Assessing Current Income and Creating a Financial Plan
Even minimal savings can seem like a lofty goal for those who are struggling to meet their basic needs. Not having emergency funds or extra money on hand can actually lead to greater long-term expenses due to lost opportunities, late fees and other financial penalties caused by delinquent accounts. The first step in creating an emergency fund often entails assessing current spending, outlining existing and future expenses and creating a plan or budget to ensure money is not being wasted. Setting aside even trivial amounts of money every week or month can quickly add up.
Quick Access to Financial Resources
Emergency funds can provide both peace of mind and a greater degree of financial security. Quick and convenient access to emergency savings can be of paramount importance in many situations, and choosing the right type of account is a matter that should be given some thought. While having some extra cash on hand can always come in handy, savings and investment accounts that will earn interest or generate profits can be worthwhile for those who have managed to save up larger amounts. Ensuring that withdrawals can be made without issue, delay or penalties can be an important concern when deciding whether or not to invest extra money.

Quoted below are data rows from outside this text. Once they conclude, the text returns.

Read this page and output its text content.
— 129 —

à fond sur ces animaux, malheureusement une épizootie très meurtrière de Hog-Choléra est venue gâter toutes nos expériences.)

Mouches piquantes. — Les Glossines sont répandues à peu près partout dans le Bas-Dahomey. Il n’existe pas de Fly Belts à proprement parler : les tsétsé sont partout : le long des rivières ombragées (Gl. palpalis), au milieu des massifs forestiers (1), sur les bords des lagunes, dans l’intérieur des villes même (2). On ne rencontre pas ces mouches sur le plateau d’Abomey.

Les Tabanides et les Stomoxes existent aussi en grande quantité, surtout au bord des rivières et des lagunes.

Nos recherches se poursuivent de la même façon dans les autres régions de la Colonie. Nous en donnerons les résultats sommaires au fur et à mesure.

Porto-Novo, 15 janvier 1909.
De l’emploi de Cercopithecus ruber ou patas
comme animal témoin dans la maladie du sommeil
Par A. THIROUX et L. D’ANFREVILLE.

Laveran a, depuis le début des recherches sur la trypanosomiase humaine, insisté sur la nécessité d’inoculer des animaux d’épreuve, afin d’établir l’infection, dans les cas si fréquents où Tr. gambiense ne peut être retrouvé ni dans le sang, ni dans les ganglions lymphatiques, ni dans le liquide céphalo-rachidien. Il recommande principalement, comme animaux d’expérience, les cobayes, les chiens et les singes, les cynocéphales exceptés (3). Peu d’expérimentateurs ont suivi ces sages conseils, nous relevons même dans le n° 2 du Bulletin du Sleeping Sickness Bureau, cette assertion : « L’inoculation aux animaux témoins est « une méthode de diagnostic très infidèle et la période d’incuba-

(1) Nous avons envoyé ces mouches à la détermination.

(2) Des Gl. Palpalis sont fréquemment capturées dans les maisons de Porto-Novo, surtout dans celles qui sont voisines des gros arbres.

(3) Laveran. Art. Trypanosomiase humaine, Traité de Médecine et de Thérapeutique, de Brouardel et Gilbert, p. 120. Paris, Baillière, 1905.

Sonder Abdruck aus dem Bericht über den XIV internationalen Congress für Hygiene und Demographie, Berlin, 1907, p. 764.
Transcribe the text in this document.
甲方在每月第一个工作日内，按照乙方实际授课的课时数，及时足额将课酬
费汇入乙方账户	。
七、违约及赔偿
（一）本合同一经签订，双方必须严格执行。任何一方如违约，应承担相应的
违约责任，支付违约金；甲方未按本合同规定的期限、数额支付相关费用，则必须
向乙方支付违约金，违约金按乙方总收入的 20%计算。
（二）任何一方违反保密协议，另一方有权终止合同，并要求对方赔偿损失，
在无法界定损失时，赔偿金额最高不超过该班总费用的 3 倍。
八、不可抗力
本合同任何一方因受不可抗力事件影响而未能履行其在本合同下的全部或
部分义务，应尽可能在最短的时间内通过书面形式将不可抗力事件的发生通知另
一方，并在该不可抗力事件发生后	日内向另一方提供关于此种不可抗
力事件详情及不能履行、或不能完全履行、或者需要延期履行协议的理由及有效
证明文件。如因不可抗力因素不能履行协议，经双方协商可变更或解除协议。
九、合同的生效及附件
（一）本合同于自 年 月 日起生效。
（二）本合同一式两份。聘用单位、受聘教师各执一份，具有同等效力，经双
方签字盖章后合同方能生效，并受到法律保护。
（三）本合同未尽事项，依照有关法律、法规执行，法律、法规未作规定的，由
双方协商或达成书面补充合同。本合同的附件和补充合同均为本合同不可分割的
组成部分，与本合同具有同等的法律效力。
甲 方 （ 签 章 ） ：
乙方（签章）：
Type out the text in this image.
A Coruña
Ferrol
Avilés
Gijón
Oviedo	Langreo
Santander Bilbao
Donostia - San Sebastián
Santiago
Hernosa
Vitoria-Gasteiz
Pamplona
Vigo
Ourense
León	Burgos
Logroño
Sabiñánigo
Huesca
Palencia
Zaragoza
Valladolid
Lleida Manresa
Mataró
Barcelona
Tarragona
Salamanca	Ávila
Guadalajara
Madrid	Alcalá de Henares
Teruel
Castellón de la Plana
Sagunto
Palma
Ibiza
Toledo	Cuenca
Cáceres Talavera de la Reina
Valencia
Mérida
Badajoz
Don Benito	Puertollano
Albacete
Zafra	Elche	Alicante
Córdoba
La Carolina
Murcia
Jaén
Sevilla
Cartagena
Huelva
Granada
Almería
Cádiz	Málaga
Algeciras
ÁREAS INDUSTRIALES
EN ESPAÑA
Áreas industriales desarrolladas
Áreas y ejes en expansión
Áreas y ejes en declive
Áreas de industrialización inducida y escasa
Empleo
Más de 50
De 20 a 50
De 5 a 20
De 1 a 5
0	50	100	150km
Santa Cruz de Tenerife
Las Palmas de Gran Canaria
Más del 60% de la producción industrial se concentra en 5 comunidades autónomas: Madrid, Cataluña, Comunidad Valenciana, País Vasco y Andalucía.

Creating an Emergency Fund vs. Paying Off Existing Debts
Having to choose between paying off old debt or saving money for a true emergency can be very difficult. While ignoring past debt in order to create an emergency fund may lead to higher interest payments and additional penalties, a sudden loss of employment, unexpected home expenses that cannot be delayed and other issues that require prompt action can be nothing short of a disaster for those who lack the necessary funds. Consolidating past debts into a single account, splitting surplus money equally between emergency savings and concentrating on debts once an emergency fund reaches a certain amount can all be effective solutions.
Setting a Savings Goal
Deciding how much money is needed in an emergency savings account or fund can also be an important concern. Building additional savings at the expense of other more lucrative investment opportunities is not always the most effective strategy. Saving a full paycheck can provide a basic level financial security, but such funds are rarely sufficient to cover the cost of unforscene health problems and other major expenses. Six months of income is generally accepted as the ideal amount for an emergency fund. With careful planning, diligence and a little creativity, even those who may be just scraping by may be able to save up six months of savings for their emergency fund over the course of a few years.